The USD/JPY pair broke down of its consolidative trading range and dropped below the key 110.00 psychological mark during the early European session.
Having stalled its recent positive move near a descending trend-line resistance, the USD/JPY pair edged lower on Wednesday and moved away from over one-week tops touched in the previous day. The downtick was sponsored by a combination of factors, though the downside seems limited ahead of the highly-anticipated FOMC policy decision.
Investors turned cautious heading into the key event risk, which was evident from a softer tone around the equity markets. This, in turn, benefitted the safe-haven Japanese yen and exerted some pressure on the USD/JPY pair. Bearish traders further took cues from a downtick in the US Treasury bond yields, which kept the US dollar bulls on the defensive.

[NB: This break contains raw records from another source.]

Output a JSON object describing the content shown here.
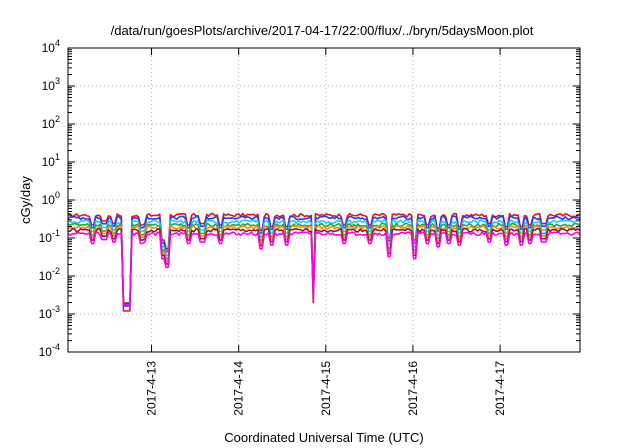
{
  "chart_data": {
    "type": "line",
    "title": "/data/run/goesPlots/archive/2017-04-17/22:00/flux/../bryn/5daysMoon.plot",
    "xlabel": "Coordinated Universal Time (UTC)",
    "ylabel": "cGy/day",
    "yscale": "log",
    "ylim": [
      0.0001,
      10000
    ],
    "y_ticks": [
      {
        "base": "10",
        "exp": "-4"
      },
      {
        "base": "10",
        "exp": "-3"
      },
      {
        "base": "10",
        "exp": "-2"
      },
      {
        "base": "10",
        "exp": "-1"
      },
      {
        "base": "10",
        "exp": "0"
      },
      {
        "base": "10",
        "exp": "1"
      },
      {
        "base": "10",
        "exp": "2"
      },
      {
        "base": "10",
        "exp": "3"
      },
      {
        "base": "10",
        "exp": "4"
      }
    ],
    "xlim": [
      "2017-04-12T01:00",
      "2017-04-17T22:00"
    ],
    "x_ticks": [
      "2017-4-13",
      "2017-4-14",
      "2017-4-15",
      "2017-4-16",
      "2017-4-17"
    ],
    "grid": true,
    "series": [
      {
        "color": "#e8121e",
        "baseline": 0.4
      },
      {
        "color": "#1e3cff",
        "baseline": 0.34
      },
      {
        "color": "#1ec8ff",
        "baseline": 0.27
      },
      {
        "color": "#22a845",
        "baseline": 0.22
      },
      {
        "color": "#ff8c00",
        "baseline": 0.19
      },
      {
        "color": "#8b1a3a",
        "baseline": 0.16
      },
      {
        "color": "#ff00e6",
        "baseline": 0.13
      }
    ],
    "dips": [
      {
        "t": "2017-04-12T08:00",
        "factor": 0.55
      },
      {
        "t": "2017-04-12T11:00",
        "factor": 0.7
      },
      {
        "t": "2017-04-12T13:30",
        "factor": 0.6
      },
      {
        "t": "2017-04-12T17:00",
        "factor": 0.65
      },
      {
        "t": "2017-04-12T21:00",
        "factor": 0.55
      },
      {
        "t": "2017-04-12T22:00",
        "factor": 0.6
      },
      {
        "t": "2017-04-12T17:00",
        "factor": 0.003,
        "width": 1.2
      },
      {
        "t": "2017-04-13T03:00",
        "factor": 0.22
      },
      {
        "t": "2017-04-13T04:30",
        "factor": 0.13
      },
      {
        "t": "2017-04-13T10:00",
        "factor": 0.55
      },
      {
        "t": "2017-04-13T14:00",
        "factor": 0.6
      },
      {
        "t": "2017-04-13T19:00",
        "factor": 0.55
      },
      {
        "t": "2017-04-14T06:00",
        "factor": 0.4
      },
      {
        "t": "2017-04-14T09:00",
        "factor": 0.5
      },
      {
        "t": "2017-04-14T13:00",
        "factor": 0.5
      },
      {
        "t": "2017-04-14T20:30",
        "factor": 0.005,
        "width": 0.5
      },
      {
        "t": "2017-04-15T05:00",
        "factor": 0.55
      },
      {
        "t": "2017-04-15T12:00",
        "factor": 0.55
      },
      {
        "t": "2017-04-15T17:30",
        "factor": 0.25
      },
      {
        "t": "2017-04-16T00:30",
        "factor": 0.22
      },
      {
        "t": "2017-04-16T04:00",
        "factor": 0.55
      },
      {
        "t": "2017-04-16T07:00",
        "factor": 0.45
      },
      {
        "t": "2017-04-16T10:00",
        "factor": 0.55
      },
      {
        "t": "2017-04-16T13:00",
        "factor": 0.5
      },
      {
        "t": "2017-04-16T21:00",
        "factor": 0.6
      },
      {
        "t": "2017-04-17T02:00",
        "factor": 0.5
      },
      {
        "t": "2017-04-17T06:00",
        "factor": 0.5
      },
      {
        "t": "2017-04-17T08:00",
        "factor": 0.55
      },
      {
        "t": "2017-04-17T12:00",
        "factor": 0.6
      }
    ]
  }
}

That said, expectations for a less dovish Fed might help put a tentative floor under the greenback and extend some support to the USD/JPY pair. Investors might have started pricing in the prospects for an earlier stimulus withdrawal amid worries about rising inflationary pressure, further fueled by Tuesday’s hotter-than-expected US Producer Price Index.
Hence, market participants will look for clues about a possible change in the policy outlook and if members have started the discussion to taper the current $120 billion in monthly bond purchases. This will play a key role in influencing the near-term USD price dynamics and assist traders to determine the next leg of a directional move for the USD/JPY pair.
In the meantime, the broader market risk sentiment, along with the US bond yields might provide some impetus and allow traders to grab some short-term opportunities around the USD/JPY pair.